The first stage of the research involves the development of a parametric family of distributions to provide the mixture kernel for the Bayesian quantile mixture regression. We derive a new family of error distributions for model-based quantile regression called generalized asymmetric Laplace distribution, which is constructed through a structured mixture of normal distributions. The construction enables fixing specific percentiles of the distribution while, at the same time, allowing for varying mode, skewness and tail behavior. This family provides a practically important extension of the asymmetric Laplace distribution, which is the standard error distribution for parametric quantile regression. We develop a Bayesian formulation for the proposed quantile regression model, including conditional lasso regularized quantile regression based on a hierarchical Laplace prior for the regression coefficients, and a Tobit quantile regression model.

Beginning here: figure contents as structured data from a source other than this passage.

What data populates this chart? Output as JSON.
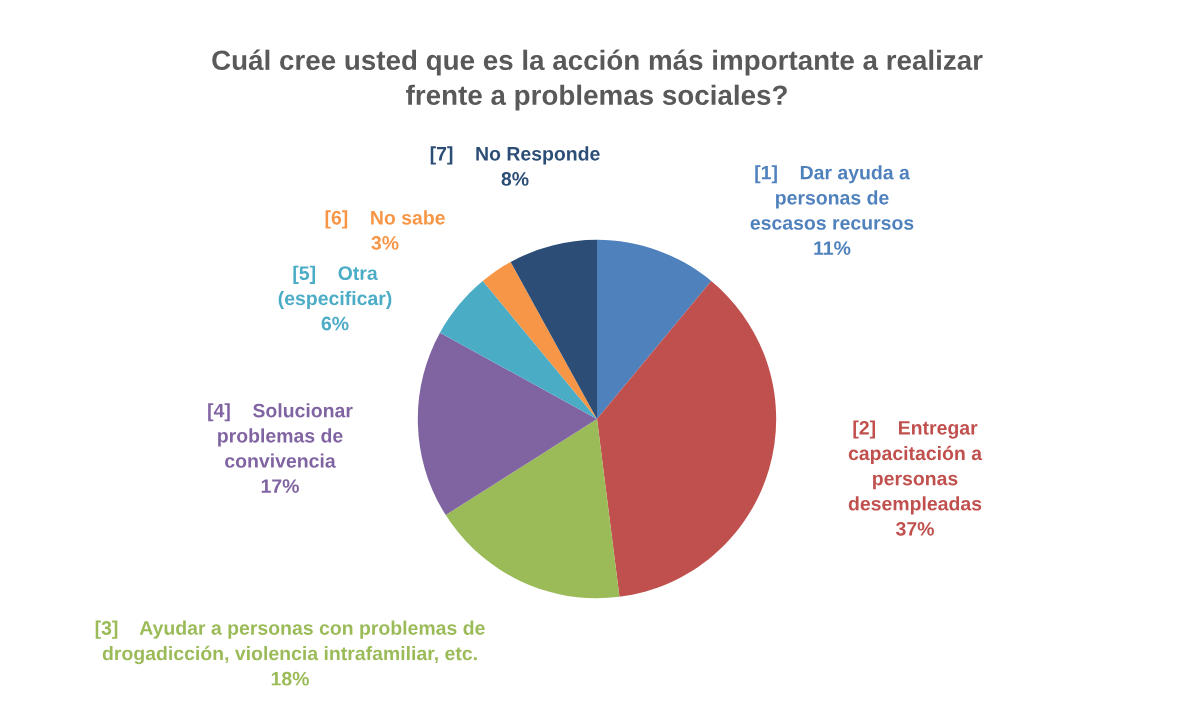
{
  "chart_data": {
    "type": "pie",
    "title": "Cuál cree usted que es la acción más importante a realizar\nfrente a problemas sociales?",
    "categories": [
      "[1]    Dar ayuda a\npersonas de\nescasos recursos",
      "[2]    Entregar\ncapacitación a\npersonas\ndesempleadas",
      "[3]    Ayudar a personas con problemas de\ndrogadicción, violencia intrafamiliar, etc.",
      "[4]    Solucionar\nproblemas de\nconvivencia",
      "[5]    Otra\n(especificar)",
      "[6]    No sabe",
      "[7]    No Responde"
    ],
    "values": [
      11,
      37,
      18,
      17,
      6,
      3,
      8
    ],
    "value_labels": [
      "11%",
      "37%",
      "18%",
      "17%",
      "6%",
      "3%",
      "8%"
    ],
    "colors": [
      "#4f81bd",
      "#c0504d",
      "#9bbb59",
      "#8064a2",
      "#4bacc6",
      "#f79646",
      "#2c4d75"
    ],
    "legend": false
  }
}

Next, we develop the main framework to model the conditional distribution of the response with a weighted mixture of quantile regression components. We specify a common regression coefficient vector for all components to synthesize information from multiple parts of the response distribution, each modeled with one quantile regression component. The goal is to obtain a combined estimate of the predictive effect of each covariate. We consider the following two choices of kernel densities for the mixture model. When the probability of the quantile in each regression component is known, we model the components with the generalized asymmetric Laplace distribution, as its shape parameter introduces flexibility in shape and skewness to the kernel; else when the quantile probabilities are unknown, we use the asymmetric Laplace distribution as kernel density and view its skewness parameter, which is also the quantile probability of the component, as a random quantity and estimate it from the data. Under each kernel density, we formulate the hierarchical structure of the mixture weights and develop the approach to the posterior inference. We consider both parametric and nonparametric priors for the framework, and explore inferences for the number of components to be included. We demonstrate the performance of the method in identification of influential variables with simulation examples and illustrate the posterior predictive inferences in a realty price data from the Boston metropolitan area.

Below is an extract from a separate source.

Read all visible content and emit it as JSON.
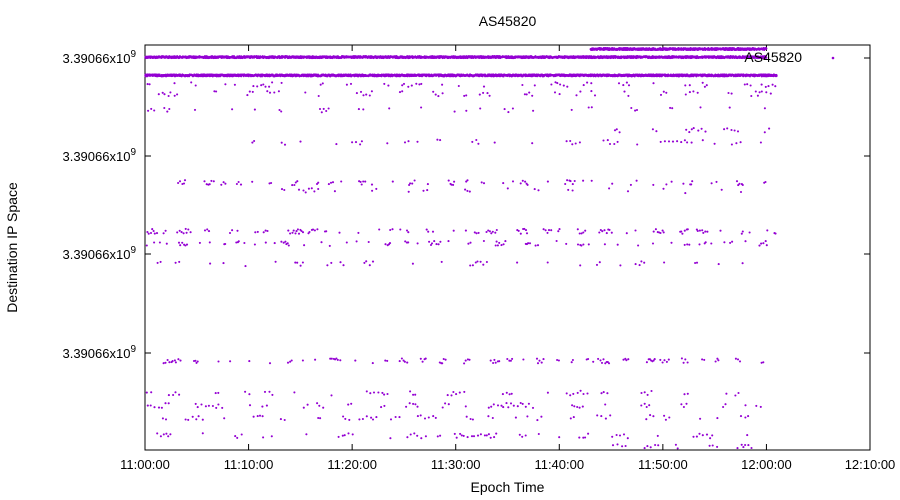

Finally, we extend the framework to apply the methods to specific problems in survival analysis and epidemiology. Both applications involve analyses of two cohorts, which oftentimes exhibit differing responses given the same predictor input. We adapt the proposed framework to model the survival data with right-censoring. For applications in epidemiology, we study the ordering properties of the mixture kernels and incorporate stochastic ordering in the two-cohort mixture framework through structured priors, which conforms with the assumption in certain circumstances of receiver operating characteristic curve estimation. With the adapted models, we carry out cohort-specific identification of influential variables and gain insights into the contribution in estimation and prediction from different parts of the response distribution, which are depicted by the corresponding quantile regression components. We illustrate the applications with a time-to-event data set on length of stay at nursing home and two disease diagnosis data sets, one on adolescent depression and the other on cattle epidemics.